Thus \(\sigma(M_{2}) \leq m^{2}+7m-6\). ◻
Theorem 2.5. For the m-ary tree \(M_{3}\), \(\sigma(M_{3})=m^{3}+31m^{2}-24m+2\).
Proof. First, we place \(m^{3}-m^{2}\) pebbles on the bottom vertices such that no \(m\) pebbles of which share a parent and we did not put any pebbles on the vertex \(v\). This leaves the rightmost bottom vertex \(v\) unpebbled; and then we place \(32m^{2}-24m+1\) pebbles on the vertex \(v\). Then no distribution of \(\mathscr{K}\) is reachable. Thus \(\sigma(M_{3}) \geq m^{3}+31m^{2}-24m+2\).
Now, consider the distribution of \(m^{3}+31m^{2}-24m+2\) pebbles on the vertices of \(M_{3}\). According to the distributions of \(p(M_{3})\) pebbles, we can partite them into three cases.
Case 1. Let \(p(M_{2i}) \geq m^{2}+7m-6\) for all \(1 \leq i \leq m\).
If \(p(R_{3}) \geq 1\) then there exists a distribution \(\chi_{\{K \cup R_{3}\}}\) of \(\mathscr{K}\) which is reachable by our assumption and \(\sigma(M_{2})=m^{2}+7m-7\), where \(K \subseteq \bigcup_{i=1}^{m}{V(M_{2i})}\). Let \(p(R_{3})=0\). Any one of the subtree, say \(M_{21}\), must contain at least \(\left \lceil \frac{m^{3}+31m^{2}-24m+2}{m}\right \rceil \geq m^{2}+7m+2\) pebbles and hence we can move a pebble to \(R_{3}\) by Lemma 2.3 (2). The remaining number of pebbles on \(M_{21}\) is at least \(m^{2}+7m-6\) and thus there exists a distribution \(\chi_{\{K \cup R_{3}\}}\) of \(\mathscr{K}\) which is reachable by our assumption and \(\sigma(M_{2})=m^{2}+7m-6\), where \(K \subseteq \bigcup_{i=1}^{m}{V(M_{2i})}\).
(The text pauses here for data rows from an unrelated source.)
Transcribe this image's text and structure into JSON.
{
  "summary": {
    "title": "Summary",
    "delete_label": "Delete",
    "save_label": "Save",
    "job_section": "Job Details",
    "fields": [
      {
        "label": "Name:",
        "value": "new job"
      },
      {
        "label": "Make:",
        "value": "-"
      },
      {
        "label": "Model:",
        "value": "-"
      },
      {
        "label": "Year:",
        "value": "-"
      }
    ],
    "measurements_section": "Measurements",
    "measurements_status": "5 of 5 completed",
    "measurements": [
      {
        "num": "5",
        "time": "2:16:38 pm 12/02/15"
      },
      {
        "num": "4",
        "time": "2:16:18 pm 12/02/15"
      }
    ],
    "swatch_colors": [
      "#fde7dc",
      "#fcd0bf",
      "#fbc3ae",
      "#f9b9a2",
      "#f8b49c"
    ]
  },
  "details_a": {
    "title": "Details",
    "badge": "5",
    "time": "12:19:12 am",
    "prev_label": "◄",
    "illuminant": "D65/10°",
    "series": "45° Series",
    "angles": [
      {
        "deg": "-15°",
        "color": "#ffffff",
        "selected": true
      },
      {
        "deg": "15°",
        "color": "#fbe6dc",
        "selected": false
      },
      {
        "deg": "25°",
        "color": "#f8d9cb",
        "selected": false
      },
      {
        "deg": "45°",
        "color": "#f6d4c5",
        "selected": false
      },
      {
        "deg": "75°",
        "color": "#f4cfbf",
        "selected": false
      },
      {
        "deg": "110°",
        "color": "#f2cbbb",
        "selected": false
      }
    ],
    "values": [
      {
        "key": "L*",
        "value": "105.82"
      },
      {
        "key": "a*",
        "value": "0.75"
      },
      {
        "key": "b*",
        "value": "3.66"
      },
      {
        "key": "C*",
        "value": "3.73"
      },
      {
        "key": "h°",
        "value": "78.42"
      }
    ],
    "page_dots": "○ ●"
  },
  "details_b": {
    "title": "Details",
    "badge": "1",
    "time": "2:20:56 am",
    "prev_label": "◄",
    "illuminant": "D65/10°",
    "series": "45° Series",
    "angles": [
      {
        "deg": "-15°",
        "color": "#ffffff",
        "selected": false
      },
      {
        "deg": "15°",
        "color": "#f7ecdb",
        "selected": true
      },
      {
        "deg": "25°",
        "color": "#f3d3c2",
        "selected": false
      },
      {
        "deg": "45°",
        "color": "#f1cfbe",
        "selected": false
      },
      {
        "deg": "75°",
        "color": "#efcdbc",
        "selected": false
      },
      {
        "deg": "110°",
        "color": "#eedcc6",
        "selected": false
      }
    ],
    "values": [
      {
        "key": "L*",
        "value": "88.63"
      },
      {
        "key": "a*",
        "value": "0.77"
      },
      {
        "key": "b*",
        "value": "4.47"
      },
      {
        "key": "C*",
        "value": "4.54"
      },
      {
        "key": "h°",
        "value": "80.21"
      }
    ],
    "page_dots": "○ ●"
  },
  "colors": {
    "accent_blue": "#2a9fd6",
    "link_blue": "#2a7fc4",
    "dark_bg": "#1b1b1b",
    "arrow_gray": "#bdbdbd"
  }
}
Case 2. Let \(p(M_{2i}) \leq m^{2}+7m-7\) for all \(1 \leq i \leq m\).
Clearly \(p(R_{3}) \geq p(M_{3})-m(m^{2}+7m-7) = 24m^{2}-17m+2 \geq 4m^{2}+1\) and hence we can put \(2m\) pebbles each on the vertices \(R_{21}\), \(R_{22}\), \(\cdots\), \(R_{2m}\) from the pebbles at \(R_{3}\). Thus, the distribution \(\chi_{\{R_{3}\cup K\}}\) of \(\mathscr{K}\) is reachable, where \(K=\{v:d(v,R_{3})=2\}\subseteq \bigcup_{i=1}^{m}{V(M_{2i})}\).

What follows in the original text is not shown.